Conséquences de la réforme de la carte judiciaire

Question soumise le 9 août 2012

M. Stéphane Mazars attire l'attention de Mme la garde des sceaux, ministre de la justice, sur les conséquences désastreuses de la réforme de la carte judiciaire dans certains territoires ruraux.

Cette réforme de 2007, conduite par Mme Rachida Dati et s'insérant dans le courant de la révision générale des politiques publiques, n'a pas fait preuve de sa pertinence puisque selon le Rapport général n° 107 (2011-2012) de M. Edmond Hervé rédigé au nom de la commission des finances du Sénat, elle a coûté au minimum 367 millions d'euros alors qu'elle était censée réduire les dépenses de justice tout en conservant son efficacité.

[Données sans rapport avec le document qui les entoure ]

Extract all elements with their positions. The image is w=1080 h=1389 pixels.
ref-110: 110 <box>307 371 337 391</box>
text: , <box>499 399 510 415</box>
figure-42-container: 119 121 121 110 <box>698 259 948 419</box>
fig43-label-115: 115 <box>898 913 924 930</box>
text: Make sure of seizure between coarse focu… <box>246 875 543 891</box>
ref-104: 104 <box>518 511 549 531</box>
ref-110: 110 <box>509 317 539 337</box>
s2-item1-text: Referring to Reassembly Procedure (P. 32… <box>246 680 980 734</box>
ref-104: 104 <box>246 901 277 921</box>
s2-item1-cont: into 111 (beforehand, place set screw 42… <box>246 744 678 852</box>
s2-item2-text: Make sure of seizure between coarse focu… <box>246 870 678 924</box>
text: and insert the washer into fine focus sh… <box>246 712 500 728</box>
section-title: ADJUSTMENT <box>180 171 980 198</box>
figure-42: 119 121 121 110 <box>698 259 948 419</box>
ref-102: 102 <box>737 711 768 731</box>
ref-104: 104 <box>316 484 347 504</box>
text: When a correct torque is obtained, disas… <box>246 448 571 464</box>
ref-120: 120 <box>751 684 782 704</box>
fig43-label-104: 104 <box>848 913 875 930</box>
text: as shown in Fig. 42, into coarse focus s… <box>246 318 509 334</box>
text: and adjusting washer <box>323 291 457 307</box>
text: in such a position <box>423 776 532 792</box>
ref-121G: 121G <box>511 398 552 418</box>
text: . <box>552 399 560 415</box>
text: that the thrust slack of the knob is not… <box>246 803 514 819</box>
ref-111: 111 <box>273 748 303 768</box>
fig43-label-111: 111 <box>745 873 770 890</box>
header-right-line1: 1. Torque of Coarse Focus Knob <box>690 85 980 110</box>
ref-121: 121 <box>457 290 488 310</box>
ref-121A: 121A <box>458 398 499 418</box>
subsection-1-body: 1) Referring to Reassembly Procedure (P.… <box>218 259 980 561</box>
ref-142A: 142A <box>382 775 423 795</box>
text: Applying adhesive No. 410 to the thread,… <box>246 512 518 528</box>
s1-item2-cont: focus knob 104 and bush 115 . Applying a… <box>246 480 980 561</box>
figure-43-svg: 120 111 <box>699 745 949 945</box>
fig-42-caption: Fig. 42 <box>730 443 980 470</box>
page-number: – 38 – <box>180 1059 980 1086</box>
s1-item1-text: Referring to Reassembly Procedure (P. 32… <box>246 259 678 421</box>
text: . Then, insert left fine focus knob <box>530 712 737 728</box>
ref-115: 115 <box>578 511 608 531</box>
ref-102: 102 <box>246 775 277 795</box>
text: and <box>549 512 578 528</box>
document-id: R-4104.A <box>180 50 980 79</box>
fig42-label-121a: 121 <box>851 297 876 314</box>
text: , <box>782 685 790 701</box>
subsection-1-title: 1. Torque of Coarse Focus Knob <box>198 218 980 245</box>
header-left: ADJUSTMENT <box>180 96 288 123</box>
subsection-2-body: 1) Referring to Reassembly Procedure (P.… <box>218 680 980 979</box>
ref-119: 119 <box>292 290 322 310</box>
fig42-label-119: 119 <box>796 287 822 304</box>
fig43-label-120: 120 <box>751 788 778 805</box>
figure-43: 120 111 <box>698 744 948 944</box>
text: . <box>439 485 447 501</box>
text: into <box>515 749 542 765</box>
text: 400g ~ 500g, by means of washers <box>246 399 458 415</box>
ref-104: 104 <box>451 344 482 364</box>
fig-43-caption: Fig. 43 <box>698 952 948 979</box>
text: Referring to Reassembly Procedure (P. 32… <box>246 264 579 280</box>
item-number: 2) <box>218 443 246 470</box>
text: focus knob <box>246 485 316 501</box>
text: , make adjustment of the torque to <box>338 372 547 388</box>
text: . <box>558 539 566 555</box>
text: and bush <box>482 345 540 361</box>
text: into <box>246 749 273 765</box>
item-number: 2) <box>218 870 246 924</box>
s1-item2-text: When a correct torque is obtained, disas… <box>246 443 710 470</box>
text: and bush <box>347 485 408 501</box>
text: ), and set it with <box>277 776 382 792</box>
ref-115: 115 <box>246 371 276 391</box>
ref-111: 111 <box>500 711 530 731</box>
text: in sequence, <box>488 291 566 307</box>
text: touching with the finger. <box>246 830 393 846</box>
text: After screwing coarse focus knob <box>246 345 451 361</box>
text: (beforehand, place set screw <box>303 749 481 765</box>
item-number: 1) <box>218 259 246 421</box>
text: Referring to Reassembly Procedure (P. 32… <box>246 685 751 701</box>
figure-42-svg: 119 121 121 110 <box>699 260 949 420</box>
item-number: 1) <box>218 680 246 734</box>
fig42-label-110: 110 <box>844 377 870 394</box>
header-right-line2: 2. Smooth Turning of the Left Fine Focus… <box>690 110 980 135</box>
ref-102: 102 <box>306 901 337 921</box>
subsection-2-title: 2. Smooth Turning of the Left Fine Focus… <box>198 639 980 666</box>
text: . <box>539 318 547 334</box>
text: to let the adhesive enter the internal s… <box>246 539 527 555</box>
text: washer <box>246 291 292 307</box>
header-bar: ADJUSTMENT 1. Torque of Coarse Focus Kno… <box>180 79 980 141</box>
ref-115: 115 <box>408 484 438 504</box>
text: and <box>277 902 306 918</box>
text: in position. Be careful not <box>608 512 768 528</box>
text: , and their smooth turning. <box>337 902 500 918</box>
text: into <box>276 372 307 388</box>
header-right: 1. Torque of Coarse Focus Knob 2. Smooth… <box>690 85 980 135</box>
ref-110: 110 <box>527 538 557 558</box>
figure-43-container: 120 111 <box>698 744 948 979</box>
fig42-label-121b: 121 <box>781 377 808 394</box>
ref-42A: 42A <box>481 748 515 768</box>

Pour ce faire, de nombreuses coupes budgétaires ont été réalisées et en particulier dans des territoires ruraux avec comme exemple patent le cas de l'Aveyron. Le tribunal de grande instance (TGI) et le tribunal de commerce de Millau, les tribunaux d'instance de Villefranche-de-Rouergue, Espalion et Saint-Affrique ainsi que le conseil de prud'hommes de Decazeville ont ainsi été démantelés. S'agissant des procédures d'instruction criminelle, elles ont été transférées vers un pôle d'instruction à Montpellier, soit à plus de 180 kilomètres et pas moins de 2 h 30 de route depuis Rodez puisque il n'existe plus de liaison ferrée. Cet état de fait place le TGI de Rodez dans une triste situation puisque il est le TGI de France le plus éloigné de son pôle d'instruction alors que certains TGI ont conservé leur pôle d'instruction malgré une proximité évidente avec un pôle voisin. C'est en particulier le cas du pôle d'instruction de Montauban qui n'est situé qu'à 50 km du pôle d'instruction de Toulouse.

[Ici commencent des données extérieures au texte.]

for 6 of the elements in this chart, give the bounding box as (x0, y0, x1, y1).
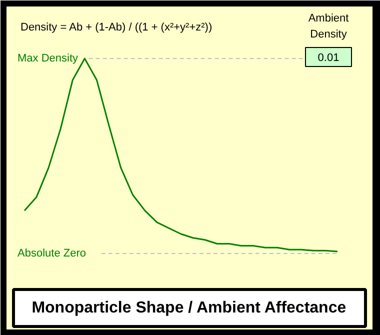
ref-line-label: Max Density (18, 52, 79, 64)
ref-line-label: Absolute Zero (18, 248, 86, 260)
text: Ambient Density (308, 12, 349, 40)
text: Density = Ab + (1-Ab) / ((1 + (x²+y²+z²)) (20, 22, 212, 34)
annotation: 0.01 (318, 52, 340, 64)
text: Monoparticle Shape / Ambient Affectance (32, 300, 346, 316)
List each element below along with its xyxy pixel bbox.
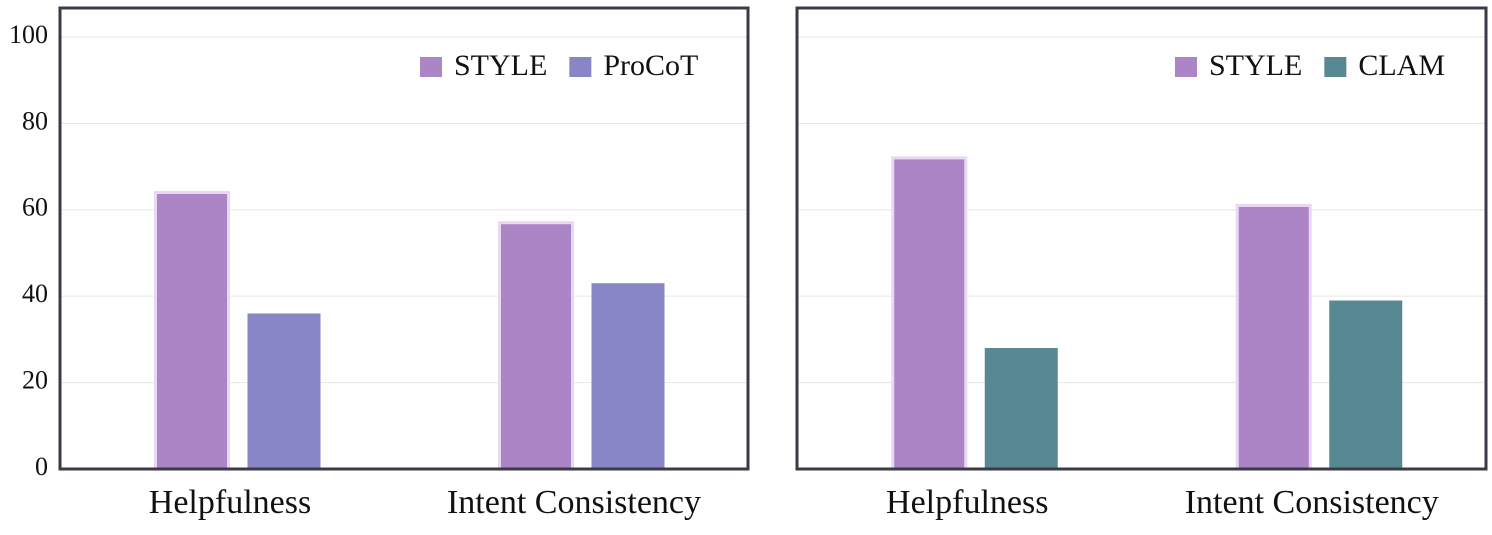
bar [984, 348, 1058, 469]
legend-label: STYLE [454, 49, 547, 82]
bar [247, 313, 321, 469]
y-tick-label: 100 [9, 20, 48, 49]
y-tick-label: 40 [22, 279, 48, 308]
legend-swatch [420, 57, 442, 77]
x-tick-label: Helpfulness [149, 484, 311, 521]
bar [1235, 203, 1312, 471]
legend-swatch [569, 57, 592, 77]
y-tick-label: 20 [22, 366, 48, 395]
plot-frame [58, 6, 750, 471]
legend-label: ProCoT [603, 49, 698, 82]
legend-label: STYLE [1209, 49, 1302, 82]
y-tick-label: 80 [22, 106, 48, 135]
bar [1329, 300, 1403, 469]
y-tick-label: 60 [22, 193, 48, 222]
bar [154, 190, 230, 471]
bar [591, 283, 665, 469]
x-tick-label: Helpfulness [886, 484, 1048, 521]
legend-swatch [1324, 57, 1347, 77]
x-tick-label: Intent Consistency [447, 484, 701, 521]
bar [891, 156, 968, 471]
y-tick-label: 0 [35, 452, 48, 481]
x-tick-label: Intent Consistency [1185, 484, 1439, 521]
legend-label: CLAM [1358, 49, 1445, 82]
bar [498, 221, 574, 471]
legend-swatch [1175, 57, 1197, 77]
plot-frame [795, 6, 1488, 471]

Par ailleurs la mise en œuvre du nouvel article 52 du code de procédure pénale au 1er janvier 2014 entraînera le transfert de tous les dossiers d'instruction pénale au pôle d'instruction de Montpellier, et ce pour tous les dossiers d'instruction et donc pour toutes les victimes de crimes ou délits sans exception.

En conséquence, il lui demande si elle entend pallier cette douloureuse situation pour la justice aveyronnaise et, en particulier, les difficultés matérielles auxquelles sont soumises les justiciables et notamment les victimes qui doivent parcourir de très nombreux kilomètres pour être entendues par un juge.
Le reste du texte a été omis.